Conformemente al mio spirito, tendenzialmente selvatico, tutti i fiori e le erbe che ho fotografato sono rigorosamente forme di vita spontanee, non coltivate, quindi niente giardini, ma solo prati, boschi, valli e montagne, e fotografate nel loro ambiente naturale: le forme di vita addomesticate mi sembrano artefatte, una bellezza finta, una forzatura.


Flora spontanea della Val Taro e del parmense

Herbarium, questo titolo dal sapore vagamente medievale, l'ho scelto in quanto affascinato dallo sbalorditivo quanto minuzioso lavoro, svolto nei tempi antichi, da schiere di anonime anime, che hanno dedicato gran parte della loro vita allo studio e alla riproduzione delle straordinarie forme del mondo vegetale, regalandoci tavole e disegni ancor oggi di grande bellezza e fascino: botanici, esploratori, disegnatori, monaci, miniaturisti: tanta stima ed ammirazione per questi studiosi devoti alla Natura, guidati dallo spirito di conoscenza e di ricerca, e motivati spesso solo dalla loro passione smisurata.

Ben più modesta è questa mia ricerca, dove raccolgo alcune delle forme vegetali che ho incontrato camminando per la nostre valli e le nostre montagne.
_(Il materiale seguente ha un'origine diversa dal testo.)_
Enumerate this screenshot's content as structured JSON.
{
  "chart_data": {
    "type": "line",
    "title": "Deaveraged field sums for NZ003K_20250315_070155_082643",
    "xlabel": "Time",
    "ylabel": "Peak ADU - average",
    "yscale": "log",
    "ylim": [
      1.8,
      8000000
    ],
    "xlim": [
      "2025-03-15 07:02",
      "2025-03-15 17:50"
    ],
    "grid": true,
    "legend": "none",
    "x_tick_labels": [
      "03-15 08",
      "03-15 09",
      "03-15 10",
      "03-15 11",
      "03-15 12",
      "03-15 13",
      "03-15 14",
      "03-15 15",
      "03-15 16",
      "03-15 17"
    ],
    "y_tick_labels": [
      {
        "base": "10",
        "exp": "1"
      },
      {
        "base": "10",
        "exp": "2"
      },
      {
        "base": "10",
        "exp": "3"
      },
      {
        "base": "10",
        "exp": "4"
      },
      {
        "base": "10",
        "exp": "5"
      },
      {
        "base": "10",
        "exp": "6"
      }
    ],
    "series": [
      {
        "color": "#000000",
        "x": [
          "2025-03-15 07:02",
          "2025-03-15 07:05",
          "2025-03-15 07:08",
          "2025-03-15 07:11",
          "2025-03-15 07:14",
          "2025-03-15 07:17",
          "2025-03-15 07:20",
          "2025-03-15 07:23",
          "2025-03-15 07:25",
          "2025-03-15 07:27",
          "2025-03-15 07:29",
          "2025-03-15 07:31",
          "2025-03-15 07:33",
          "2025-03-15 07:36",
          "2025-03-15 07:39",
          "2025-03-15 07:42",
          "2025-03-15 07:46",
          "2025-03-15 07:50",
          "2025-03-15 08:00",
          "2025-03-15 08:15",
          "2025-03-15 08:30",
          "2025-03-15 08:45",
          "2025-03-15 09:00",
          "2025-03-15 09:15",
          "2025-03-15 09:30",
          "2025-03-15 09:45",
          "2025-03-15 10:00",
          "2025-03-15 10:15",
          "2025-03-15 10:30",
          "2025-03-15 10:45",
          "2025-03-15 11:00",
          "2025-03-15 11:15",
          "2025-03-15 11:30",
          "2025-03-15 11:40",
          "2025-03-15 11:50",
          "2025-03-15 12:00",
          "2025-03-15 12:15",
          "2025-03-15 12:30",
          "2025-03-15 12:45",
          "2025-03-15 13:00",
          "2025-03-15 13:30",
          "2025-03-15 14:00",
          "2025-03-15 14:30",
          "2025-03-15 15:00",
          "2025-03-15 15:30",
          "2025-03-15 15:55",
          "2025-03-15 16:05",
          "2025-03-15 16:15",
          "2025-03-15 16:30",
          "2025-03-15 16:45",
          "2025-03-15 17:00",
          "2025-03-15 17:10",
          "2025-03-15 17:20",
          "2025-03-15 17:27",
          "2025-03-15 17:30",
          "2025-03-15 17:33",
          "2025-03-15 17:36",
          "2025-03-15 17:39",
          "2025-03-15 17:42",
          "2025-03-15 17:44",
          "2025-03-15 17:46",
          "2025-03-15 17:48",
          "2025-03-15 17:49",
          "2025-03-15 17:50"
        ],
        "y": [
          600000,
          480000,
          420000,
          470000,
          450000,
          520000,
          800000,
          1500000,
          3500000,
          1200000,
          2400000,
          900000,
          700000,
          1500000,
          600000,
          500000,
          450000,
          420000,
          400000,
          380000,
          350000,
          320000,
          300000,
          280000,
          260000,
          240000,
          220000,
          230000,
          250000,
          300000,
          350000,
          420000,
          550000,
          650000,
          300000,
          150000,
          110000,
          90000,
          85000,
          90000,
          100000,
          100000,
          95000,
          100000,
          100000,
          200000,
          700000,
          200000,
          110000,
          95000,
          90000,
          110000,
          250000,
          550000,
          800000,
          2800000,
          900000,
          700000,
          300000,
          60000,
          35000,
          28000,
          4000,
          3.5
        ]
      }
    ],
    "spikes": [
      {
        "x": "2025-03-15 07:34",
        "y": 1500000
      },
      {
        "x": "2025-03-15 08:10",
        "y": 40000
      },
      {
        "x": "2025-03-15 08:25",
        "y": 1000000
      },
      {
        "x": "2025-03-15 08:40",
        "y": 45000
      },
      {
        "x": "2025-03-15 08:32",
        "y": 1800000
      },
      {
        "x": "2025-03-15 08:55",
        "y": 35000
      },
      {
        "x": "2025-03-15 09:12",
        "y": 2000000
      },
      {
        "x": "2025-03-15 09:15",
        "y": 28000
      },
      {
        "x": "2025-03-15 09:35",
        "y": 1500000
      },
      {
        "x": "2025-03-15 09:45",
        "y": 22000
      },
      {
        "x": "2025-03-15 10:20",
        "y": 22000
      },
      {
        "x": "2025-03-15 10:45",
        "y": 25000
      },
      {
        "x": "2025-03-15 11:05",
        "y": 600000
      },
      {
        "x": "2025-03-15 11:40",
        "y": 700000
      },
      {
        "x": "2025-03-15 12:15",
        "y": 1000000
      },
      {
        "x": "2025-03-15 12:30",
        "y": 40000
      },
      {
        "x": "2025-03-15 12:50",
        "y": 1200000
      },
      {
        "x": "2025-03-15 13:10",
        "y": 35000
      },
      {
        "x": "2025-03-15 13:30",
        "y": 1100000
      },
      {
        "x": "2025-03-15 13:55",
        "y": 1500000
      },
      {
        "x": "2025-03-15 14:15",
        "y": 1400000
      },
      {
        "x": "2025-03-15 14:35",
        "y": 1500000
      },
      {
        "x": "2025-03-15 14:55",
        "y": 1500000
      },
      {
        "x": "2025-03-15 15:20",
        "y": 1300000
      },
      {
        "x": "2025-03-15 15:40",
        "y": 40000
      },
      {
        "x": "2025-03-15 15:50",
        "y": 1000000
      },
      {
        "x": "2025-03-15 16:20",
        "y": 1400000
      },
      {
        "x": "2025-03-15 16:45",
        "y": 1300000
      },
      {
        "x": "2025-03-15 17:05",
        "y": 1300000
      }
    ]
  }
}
Non ha nessuna pretesa di essere esaustiva, anche perché le specie vegetali sono un'infinità, ne tanto meno scientifica; è piuttosto una raccolta frutto di una ricerca estetica, dove provo a cogliere maggiormente l'aspetto fascinoso di questo mondo vegetale, con le sue forme fantasiose ed i suoi colori variegati, piuttosto che soffermarmi sulle classificazioni botaniche: quindi forme, luci e colori, per il piacere degli occhi e dello spirito, che si incanta davanti agli innumerevoli, infiniti modi, con cui  la vita riesce ad esprimere e perpetuare se stessa.